Just over six years ago, my wife and I were watching a hockey scrimmage featuring prospects of the Vancouver Canucks, a team that historically had many scrimmages more entertaining, or more interesting, than their games. This scrimmage wasn’t especially entertaining but it did feature their fifth top-10 draft pick in six years, a player ranked third among that year’s defencemen. Vancouver picked him sixth overall, ahead of the two higher-ranked defensemen.
Having covered hundreds of Canucks’ games, in one capacity or another — going back to the first game they ever played in 1970 — I at least qualified as an experienced observer. At least I thought so. After focussing on the sixth-overall pick for most of the scrimmage, I declared to anyone who would listen (i.e., my wife) that I couldn’t understand what the Canucks saw in this kid. Most of the time, his skating could best be described as casual. He looked generally disinterested…that sometimes happens to players once they get to Vancouver. He was also small. He seemed to be off playing by himself, like a one-man team.
A few days ago, Vancouver forward Conor Garland called this casual, disinterested, small defenceman “the best player in the league, in my opinion.” Hockey Night in Canada analyst Kelly Hrudey asked if the same disinterested, small defenceman “ever makes a bad first pass.” My son the hockey fan, as opposed to his brother the non-hockey fan, called him “the greatest Canucks player ever.”
The name is Quinn Hughes.
In six years, I have gone from there to here. He skates circles around opponents, literally, and he’s fast when he needs to be. His skill is enormous, yet he’s obsessed with getting better. His size is immaterial. He rarely makes a bad first pass. He dominates games, often looking like a one-man team.
Otherwise, Quinn Hughes is ordinary.
Last weekend, he broke Vancouver’s record for career assists. He is 25 years old. His 311th assist came in his 387th game — Alex Edler set the record in 537 more games. Only five Canucks ever had more multi-assist games in their careers than Hughes. All five were forwards, four of them creative Swedish playmakers. Next for Hughes…Edler’s points record, 409, later this season.

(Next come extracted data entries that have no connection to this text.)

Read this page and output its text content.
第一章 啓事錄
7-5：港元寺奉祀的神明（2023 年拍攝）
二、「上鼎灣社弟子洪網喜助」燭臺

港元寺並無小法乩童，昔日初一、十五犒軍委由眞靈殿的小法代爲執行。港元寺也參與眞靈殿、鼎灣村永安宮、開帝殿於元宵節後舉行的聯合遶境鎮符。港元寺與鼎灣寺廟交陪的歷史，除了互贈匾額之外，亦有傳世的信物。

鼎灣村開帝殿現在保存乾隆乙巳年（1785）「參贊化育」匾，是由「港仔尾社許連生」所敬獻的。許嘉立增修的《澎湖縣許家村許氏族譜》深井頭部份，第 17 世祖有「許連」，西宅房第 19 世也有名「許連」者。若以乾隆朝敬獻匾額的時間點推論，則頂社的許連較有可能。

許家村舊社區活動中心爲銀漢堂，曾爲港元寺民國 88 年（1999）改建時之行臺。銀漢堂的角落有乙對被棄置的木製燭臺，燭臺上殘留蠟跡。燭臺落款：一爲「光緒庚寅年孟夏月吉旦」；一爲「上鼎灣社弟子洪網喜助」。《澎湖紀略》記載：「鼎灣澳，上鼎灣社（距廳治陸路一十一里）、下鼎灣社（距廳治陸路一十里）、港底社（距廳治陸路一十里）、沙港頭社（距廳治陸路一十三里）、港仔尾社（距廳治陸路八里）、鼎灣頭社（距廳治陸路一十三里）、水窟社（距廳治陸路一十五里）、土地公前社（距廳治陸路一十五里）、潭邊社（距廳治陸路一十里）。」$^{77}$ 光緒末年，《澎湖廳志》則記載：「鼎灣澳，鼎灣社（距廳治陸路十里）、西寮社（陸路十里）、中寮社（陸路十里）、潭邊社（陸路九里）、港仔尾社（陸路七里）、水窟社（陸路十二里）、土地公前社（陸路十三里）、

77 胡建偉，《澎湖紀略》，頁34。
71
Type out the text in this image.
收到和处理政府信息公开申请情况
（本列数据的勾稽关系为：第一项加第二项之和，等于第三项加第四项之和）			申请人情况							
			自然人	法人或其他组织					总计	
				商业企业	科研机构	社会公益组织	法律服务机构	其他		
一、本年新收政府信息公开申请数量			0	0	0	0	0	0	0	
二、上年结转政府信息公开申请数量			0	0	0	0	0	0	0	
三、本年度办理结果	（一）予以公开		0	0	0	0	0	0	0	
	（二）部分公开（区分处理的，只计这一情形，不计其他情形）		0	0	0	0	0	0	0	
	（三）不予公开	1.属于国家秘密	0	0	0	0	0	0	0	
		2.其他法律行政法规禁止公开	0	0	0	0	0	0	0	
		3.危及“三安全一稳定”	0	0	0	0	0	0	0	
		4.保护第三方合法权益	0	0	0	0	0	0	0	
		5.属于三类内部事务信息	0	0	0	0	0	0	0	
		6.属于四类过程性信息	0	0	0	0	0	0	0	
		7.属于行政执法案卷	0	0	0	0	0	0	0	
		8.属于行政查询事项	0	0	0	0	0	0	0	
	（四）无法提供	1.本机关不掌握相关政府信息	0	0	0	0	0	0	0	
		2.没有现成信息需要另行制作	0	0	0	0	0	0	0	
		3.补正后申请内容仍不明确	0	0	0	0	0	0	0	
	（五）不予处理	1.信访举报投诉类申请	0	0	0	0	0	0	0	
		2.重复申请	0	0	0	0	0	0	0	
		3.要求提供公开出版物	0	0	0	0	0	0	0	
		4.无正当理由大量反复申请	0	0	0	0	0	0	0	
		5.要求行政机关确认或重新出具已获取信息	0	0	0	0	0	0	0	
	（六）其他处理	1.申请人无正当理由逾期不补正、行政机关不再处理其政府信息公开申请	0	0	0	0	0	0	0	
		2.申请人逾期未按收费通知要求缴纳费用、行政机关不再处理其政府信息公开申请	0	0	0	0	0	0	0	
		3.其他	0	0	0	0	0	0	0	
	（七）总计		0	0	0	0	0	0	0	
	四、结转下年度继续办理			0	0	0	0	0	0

This is a team that has never won the Stanley Cup, despite great players — at all positions — in 53 seasons. Their greatest goaltender is Kirk McLean from the Cup finalists of 1994 or Roberto Luongo from the Cup finalists of 2011. Take your pick. Their all-round best defenceman is probably Edler, who retired last year, although there are some holdouts for Mattias Ohlund, who mentored Edler and whose career offensive season was 36 points, which could be a good month for Hughes. And their greatest forward is considered to be either one of the Sedin twins (Henrik or Daniel) or Pavel Bure, who was clearly the most exciting with 50-plus goals three times in seven seasons.
How does Hughes compare with all that? The way Bobby Orr compared to all the Boston Bruins before him, and became their greatest? Is Hughes the greatest in Vancouver now? If not, I’d say he likely will be.
However, based on that scrimmage, what do I know?